Right to a Paper Copy of This Notice. You have the right to receive a paper copy of this Notice at any time, even if you previously agreed to receive this Notice electronically. A paper copy of this Notice can be obtained from the receptionist at Versiti and is also available at our website at https://www.versiti.org.
If you have questions or concerns about your privacy rights, or the information contained in this Notice, please contact the Versiti Privacy Officer in writing at 638 N 18th Street, Milwaukee, WI 53233, by email at email@example.com, or by telephone at (414) 937-6418.
AUTHORIZATION TO USE AND DISCLOSE HEALTH INFORMATION
This Notice applies to the following Versiti entities that are part of the Versiti affiliated covered entity.

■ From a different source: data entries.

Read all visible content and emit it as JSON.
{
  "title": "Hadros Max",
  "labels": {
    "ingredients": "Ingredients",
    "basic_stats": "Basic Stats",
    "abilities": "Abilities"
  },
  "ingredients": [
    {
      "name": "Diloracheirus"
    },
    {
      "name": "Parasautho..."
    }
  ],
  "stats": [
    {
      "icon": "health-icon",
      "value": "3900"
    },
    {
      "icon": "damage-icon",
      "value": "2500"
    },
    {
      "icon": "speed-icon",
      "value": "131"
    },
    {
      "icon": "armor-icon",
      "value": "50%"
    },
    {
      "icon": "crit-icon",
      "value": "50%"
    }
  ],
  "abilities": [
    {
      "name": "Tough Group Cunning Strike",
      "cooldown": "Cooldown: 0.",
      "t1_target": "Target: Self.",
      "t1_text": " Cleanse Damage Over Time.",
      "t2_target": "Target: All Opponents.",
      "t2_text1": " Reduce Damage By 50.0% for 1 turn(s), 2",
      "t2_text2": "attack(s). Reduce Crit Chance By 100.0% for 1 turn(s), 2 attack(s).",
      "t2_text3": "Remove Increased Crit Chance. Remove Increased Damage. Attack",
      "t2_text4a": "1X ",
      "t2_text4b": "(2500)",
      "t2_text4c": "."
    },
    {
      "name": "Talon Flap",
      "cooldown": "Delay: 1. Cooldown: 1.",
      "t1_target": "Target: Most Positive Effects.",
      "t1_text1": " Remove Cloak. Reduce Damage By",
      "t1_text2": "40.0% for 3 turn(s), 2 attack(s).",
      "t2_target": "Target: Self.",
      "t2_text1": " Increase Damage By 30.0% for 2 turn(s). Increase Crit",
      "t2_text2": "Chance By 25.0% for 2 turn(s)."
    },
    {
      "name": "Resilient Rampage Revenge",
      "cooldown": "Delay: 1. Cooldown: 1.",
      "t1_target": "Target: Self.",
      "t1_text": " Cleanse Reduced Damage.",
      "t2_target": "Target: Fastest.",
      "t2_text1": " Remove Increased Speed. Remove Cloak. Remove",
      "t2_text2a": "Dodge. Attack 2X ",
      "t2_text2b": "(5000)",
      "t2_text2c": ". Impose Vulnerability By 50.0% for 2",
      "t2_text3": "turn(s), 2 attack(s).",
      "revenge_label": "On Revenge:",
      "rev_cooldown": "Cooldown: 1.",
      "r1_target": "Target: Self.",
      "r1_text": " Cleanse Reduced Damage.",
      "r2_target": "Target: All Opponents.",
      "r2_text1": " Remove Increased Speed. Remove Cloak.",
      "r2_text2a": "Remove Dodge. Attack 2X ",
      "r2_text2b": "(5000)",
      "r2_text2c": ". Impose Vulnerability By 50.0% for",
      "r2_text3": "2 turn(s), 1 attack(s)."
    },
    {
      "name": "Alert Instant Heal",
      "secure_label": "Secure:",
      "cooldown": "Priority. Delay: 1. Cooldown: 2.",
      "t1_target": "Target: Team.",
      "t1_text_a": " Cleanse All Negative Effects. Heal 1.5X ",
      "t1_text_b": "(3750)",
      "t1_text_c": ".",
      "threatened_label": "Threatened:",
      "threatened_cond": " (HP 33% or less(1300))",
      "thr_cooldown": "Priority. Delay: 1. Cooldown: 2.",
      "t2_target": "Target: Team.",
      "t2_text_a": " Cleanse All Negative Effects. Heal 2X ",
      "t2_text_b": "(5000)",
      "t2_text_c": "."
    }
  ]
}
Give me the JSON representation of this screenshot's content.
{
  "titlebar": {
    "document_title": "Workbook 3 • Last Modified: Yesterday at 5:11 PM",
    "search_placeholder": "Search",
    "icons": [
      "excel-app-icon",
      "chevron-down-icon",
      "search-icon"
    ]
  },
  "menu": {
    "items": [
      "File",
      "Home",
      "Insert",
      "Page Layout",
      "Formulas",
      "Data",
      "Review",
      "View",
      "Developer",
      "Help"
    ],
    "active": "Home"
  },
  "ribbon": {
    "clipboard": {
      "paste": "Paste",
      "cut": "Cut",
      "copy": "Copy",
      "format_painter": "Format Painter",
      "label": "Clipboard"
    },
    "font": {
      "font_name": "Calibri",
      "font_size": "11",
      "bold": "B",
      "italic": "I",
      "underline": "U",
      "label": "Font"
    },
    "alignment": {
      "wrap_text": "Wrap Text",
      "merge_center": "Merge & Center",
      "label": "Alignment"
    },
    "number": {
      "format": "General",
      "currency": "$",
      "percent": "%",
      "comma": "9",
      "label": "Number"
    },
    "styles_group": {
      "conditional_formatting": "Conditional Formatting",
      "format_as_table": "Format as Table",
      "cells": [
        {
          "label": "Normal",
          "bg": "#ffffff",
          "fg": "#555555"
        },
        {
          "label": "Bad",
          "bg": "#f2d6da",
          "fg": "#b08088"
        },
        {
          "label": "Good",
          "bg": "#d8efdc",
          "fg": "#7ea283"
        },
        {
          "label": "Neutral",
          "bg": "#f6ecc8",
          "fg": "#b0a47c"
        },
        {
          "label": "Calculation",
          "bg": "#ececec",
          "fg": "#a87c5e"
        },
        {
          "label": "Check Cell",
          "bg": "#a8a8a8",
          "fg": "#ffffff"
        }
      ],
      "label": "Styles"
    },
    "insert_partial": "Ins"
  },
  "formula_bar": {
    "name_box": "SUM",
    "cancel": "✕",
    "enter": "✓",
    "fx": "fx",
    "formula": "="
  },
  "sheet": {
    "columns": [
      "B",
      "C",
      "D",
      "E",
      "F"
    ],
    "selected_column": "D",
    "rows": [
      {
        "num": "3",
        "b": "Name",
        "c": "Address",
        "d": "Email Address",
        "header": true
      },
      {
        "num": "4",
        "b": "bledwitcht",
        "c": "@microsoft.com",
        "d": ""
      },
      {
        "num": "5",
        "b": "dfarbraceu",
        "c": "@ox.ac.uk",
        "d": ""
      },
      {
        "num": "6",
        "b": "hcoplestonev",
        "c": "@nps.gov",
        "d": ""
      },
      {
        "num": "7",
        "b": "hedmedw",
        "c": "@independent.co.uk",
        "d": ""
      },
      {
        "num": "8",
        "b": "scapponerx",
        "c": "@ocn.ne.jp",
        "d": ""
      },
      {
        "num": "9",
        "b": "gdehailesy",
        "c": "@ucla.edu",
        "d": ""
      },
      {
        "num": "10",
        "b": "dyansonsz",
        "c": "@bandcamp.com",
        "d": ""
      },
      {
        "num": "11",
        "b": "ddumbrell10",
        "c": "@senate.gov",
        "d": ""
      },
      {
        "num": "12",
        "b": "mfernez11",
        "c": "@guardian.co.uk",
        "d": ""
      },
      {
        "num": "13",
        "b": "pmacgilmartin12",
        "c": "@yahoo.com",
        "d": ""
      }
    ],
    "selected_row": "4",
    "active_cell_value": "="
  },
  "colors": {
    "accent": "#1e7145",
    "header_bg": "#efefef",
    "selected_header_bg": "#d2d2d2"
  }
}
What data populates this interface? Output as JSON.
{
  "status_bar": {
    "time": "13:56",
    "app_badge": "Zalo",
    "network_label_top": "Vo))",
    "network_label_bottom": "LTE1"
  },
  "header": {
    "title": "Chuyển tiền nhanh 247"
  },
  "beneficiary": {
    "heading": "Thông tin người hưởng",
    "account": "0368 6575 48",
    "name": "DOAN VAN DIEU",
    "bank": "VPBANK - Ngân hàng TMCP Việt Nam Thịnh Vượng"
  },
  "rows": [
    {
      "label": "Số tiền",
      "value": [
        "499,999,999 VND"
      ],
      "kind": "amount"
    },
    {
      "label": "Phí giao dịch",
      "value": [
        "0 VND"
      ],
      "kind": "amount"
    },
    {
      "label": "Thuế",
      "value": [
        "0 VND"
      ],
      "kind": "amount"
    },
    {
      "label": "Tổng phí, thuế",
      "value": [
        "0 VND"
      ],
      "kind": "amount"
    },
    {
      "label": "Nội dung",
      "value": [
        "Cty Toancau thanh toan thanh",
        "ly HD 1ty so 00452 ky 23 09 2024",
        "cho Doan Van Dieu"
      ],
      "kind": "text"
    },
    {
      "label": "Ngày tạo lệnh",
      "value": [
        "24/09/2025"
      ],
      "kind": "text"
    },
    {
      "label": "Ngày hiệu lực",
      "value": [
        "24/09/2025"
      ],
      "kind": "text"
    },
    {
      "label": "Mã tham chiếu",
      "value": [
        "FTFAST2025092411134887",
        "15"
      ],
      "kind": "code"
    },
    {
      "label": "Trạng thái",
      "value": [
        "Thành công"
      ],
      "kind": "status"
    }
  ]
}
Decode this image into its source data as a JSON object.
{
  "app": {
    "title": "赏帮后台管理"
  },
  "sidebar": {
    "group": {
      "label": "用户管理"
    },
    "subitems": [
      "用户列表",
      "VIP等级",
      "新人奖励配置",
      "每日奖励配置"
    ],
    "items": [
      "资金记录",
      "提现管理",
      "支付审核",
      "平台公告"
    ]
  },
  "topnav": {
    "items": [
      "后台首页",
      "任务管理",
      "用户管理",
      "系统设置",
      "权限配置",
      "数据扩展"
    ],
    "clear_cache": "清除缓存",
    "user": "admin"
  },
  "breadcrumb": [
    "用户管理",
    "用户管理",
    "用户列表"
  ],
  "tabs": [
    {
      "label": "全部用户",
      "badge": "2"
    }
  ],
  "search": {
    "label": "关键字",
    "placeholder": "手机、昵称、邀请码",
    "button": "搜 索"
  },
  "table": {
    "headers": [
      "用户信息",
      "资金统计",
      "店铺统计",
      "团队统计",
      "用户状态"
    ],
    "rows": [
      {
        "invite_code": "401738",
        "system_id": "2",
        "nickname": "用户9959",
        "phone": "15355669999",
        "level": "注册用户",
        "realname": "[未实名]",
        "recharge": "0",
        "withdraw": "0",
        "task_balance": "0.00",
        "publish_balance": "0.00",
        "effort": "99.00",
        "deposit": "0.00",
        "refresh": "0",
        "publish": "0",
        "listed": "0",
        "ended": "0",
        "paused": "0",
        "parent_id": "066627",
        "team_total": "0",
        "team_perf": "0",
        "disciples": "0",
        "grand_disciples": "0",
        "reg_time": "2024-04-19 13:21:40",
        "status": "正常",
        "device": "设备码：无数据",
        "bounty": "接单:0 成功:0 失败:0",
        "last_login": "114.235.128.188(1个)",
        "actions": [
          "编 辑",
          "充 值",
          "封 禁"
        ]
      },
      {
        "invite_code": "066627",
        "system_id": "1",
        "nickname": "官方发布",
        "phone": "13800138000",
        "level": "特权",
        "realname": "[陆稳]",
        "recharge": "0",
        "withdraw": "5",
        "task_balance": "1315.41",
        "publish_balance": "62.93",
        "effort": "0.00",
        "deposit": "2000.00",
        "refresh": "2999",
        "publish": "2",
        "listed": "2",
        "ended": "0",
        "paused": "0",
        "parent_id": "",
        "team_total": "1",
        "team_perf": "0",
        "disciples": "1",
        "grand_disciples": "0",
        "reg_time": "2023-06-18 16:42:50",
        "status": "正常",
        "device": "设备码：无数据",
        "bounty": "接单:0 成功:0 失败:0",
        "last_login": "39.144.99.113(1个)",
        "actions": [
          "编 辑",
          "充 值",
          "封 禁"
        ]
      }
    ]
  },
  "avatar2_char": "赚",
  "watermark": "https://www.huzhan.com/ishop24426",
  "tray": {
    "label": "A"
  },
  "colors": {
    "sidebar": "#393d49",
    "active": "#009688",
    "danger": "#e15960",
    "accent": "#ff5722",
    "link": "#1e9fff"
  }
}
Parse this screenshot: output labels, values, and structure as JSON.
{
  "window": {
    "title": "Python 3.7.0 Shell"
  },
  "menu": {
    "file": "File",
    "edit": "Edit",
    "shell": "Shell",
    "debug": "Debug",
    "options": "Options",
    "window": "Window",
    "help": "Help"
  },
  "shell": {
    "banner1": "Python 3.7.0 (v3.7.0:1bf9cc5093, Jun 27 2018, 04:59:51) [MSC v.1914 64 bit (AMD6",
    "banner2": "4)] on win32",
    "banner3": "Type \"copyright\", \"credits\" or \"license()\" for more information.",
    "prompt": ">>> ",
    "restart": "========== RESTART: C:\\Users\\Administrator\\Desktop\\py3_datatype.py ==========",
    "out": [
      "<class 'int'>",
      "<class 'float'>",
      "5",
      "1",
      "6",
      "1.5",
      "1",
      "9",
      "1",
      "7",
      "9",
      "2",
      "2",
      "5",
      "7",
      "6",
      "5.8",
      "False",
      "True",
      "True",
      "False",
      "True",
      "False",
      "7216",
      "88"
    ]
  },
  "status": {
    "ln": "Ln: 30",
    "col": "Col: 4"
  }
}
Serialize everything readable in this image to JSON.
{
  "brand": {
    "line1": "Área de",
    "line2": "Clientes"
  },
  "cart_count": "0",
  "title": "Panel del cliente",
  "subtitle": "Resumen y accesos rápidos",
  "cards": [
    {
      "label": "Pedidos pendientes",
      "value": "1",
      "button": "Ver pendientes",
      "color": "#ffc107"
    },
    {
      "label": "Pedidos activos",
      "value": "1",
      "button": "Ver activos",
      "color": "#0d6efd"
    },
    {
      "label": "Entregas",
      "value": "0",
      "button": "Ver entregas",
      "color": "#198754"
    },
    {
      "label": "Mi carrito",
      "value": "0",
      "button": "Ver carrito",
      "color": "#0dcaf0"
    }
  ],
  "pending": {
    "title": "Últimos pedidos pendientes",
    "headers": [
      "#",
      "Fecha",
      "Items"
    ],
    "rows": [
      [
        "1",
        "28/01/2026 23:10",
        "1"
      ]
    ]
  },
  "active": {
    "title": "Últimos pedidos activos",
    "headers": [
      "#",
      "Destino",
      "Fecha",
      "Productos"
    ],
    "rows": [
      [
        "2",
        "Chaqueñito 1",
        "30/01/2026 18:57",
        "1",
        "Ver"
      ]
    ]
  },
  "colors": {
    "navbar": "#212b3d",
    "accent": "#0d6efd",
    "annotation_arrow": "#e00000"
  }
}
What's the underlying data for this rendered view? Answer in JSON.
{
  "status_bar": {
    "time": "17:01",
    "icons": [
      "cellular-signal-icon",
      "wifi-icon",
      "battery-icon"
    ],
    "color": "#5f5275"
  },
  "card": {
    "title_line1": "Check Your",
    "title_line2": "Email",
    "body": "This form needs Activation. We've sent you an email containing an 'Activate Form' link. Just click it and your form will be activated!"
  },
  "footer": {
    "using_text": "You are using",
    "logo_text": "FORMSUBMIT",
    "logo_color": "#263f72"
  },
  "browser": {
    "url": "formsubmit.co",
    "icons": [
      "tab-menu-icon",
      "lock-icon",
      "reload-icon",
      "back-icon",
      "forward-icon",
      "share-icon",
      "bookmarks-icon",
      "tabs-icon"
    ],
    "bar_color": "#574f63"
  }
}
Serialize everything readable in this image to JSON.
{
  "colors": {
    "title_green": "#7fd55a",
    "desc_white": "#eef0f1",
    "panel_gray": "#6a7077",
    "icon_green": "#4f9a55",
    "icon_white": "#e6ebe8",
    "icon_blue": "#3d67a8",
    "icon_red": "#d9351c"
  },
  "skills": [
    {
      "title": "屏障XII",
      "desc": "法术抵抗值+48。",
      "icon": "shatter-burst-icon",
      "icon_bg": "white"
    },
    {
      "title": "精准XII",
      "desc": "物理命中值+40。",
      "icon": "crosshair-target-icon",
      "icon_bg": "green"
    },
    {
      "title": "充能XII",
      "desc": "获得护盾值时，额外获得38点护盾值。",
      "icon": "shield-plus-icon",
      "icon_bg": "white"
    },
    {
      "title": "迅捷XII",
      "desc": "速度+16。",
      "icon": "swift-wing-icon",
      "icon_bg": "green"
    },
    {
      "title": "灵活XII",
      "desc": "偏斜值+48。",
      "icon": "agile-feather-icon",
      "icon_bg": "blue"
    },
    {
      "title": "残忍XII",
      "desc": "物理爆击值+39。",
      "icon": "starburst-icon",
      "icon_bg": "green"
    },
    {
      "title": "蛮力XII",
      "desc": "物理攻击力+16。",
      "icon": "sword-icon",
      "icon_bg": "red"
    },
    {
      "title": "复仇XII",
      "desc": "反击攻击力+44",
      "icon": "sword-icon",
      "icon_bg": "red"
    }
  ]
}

An affiliated covered entity is a group of health care providers under common ownership or control that designates itself as a single entity for purposes of compliance with HIPAA.
- Versiti, Inc.
- Versiti Illinois, Inc.
- Versiti Indiana, Inc.
- Versiti Michigan, Inc.
- Versiti Wisconsin, Inc.
Versiti has designated itself as a “hybrid entity,” meaning it has certain departments that are covered by HIPAA and others that are not. This Notice applies only to the departments within the Versiti affiliated covered entity that perform functions that bring them within the definition of a “covered entity” under HIPAA.